US India Trade Tariff at 25% + Penalty. Time for us to step up.
DJT posted the following on Truth Social — “India will therefore be paying a tariff of 25%, plus a penalty for the above,…”

After this news broke out, the Gifty Index (Nifty futures) has fallen by over 140 points, and people have gone crazy on social media. Most of them believe it’s the end of the road for the Indian export sector; our currency is going to fall, and the jobs of most expatriates will nosedive.
Yes, almost all of them are correct, but this is the opportunity to make something right. Something we should have gotten right in the 1980s, but we missed out on oversight.
To explain that, I would have to take you back to the 1950s — The Prebisch-Singer Hypothesis source. They argued that the terms of trade are skewed in favor of a developed country (the USA) when they deal with a developing country (India). The reason? India exports raw materials to the US, and the US exports finished products to India.
75 years later, this hypothesis is still valid. As long as we continue to export raw materials and import processed goods, our trade deficit will continue to widen. They also explained the rationale: raw materials like wheat or rice do not command a higher price in the US, even if their income increases. Whereas, we in India would demand higher-priced luxury items to match our lifestyle, as our incomes increase.

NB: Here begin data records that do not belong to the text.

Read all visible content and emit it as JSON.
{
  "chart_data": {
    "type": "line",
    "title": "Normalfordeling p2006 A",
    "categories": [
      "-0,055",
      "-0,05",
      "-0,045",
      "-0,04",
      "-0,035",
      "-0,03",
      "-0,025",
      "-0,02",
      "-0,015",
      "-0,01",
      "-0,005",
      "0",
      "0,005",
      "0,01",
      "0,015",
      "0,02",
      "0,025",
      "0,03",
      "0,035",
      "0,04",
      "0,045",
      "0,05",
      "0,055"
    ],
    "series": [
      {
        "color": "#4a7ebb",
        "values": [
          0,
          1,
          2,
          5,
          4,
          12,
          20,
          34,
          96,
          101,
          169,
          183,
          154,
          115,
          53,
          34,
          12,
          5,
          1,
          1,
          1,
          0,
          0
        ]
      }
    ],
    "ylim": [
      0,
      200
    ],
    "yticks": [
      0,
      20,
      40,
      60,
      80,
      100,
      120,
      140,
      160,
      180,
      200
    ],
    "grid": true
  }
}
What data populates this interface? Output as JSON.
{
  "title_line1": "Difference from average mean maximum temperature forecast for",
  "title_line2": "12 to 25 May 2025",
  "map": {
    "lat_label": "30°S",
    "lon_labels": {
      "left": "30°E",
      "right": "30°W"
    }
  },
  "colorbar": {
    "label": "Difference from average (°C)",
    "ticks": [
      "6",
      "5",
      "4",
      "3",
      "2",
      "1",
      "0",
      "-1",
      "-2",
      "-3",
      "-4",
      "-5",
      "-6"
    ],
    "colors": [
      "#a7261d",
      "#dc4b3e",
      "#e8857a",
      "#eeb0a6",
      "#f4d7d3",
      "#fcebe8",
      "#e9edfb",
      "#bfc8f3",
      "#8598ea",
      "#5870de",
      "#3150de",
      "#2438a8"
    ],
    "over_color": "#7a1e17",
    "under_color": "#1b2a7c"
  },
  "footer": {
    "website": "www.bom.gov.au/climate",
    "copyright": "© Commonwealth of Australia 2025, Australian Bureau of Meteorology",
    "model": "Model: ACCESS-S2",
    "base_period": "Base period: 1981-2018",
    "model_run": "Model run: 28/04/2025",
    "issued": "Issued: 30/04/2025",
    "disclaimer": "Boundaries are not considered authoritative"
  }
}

Which means that, if your monthly income doubles from 1 lakh to 2 lakh — you would not buy rice at the rate of Rs100 per kg, if it was costing Rs50 earlier. Experience says you will continue to buy the same rice for Rs50 per kg. Whereas, you might want to consider switching from a Samsung (Rs 50000) mobile to an iPhone (Rs 100000), given your upgraded financial status. This also means that the farmer is getting the same income or worse (due to inflation and higher cost of living), whereas the Industrialist is doing better.
My question was, how come the top economists in our country missed this vital research finding? Why did they not influence the bureaucrats to develop our secondary sector after the green and white revolutions?
If the president of the United States has sanctioned India with penalties, it should be a wake-up call to get the basics redone. We should establish industries that produce finished goods, invite MNCs to set up processing units here, and encourage our traders to export finished goods rather than raw materials.

There are six significant advantages.
The farmer who used to export wheat/rice may get a better deal if they provide to a local industry (save transportation cost at least).
The industrialist will have to invest in capital, labor, and technology, and all three factors of production will improve. Investors will receive higher returns on their capital, more people will be able to find jobs, and technological progress will reach its peak.
The products we export will only be the finished goods, which will enhance our terms of trade.
We wouldn’t have to import products from developed countries, since the industries here would be producing them. The products sold in the domestic market would be of the same quality as in the international market.
Our currency would appreciate.
We will go from a trade deficit to a trade surplus.
Another complicated sector is the “Tertiary services sector,” particularly the IT & export sectors. These are the people who kick-started the Information Revolution in the 2000s. These are the same guys who got an entry-level salary of Rs25000 when the market rates were Rs5000 to Rs1000 for other sectors. Little did people realize that the money they are getting is because of the “currency” spread and not due to a sectoral shift.
More and more service companies took advantage of a weakening rupee and a strengthening dollar to do the consultancy work (per labor hours) rather than pure innovation. The sad part is that these firms billed the clients in dollars rather than rupees, further deteriorating our terms of trade. They cannot be blamed per se, because if they bill in rupees, our currency would appreciate, thereby reducing the net cash inflow.
A revamp of our Industrial sector and a paradigm shift in the Services sector should put India on the Viksit Bharat 2047 roadmap, unlike the “fake PR” campaigns running around right now.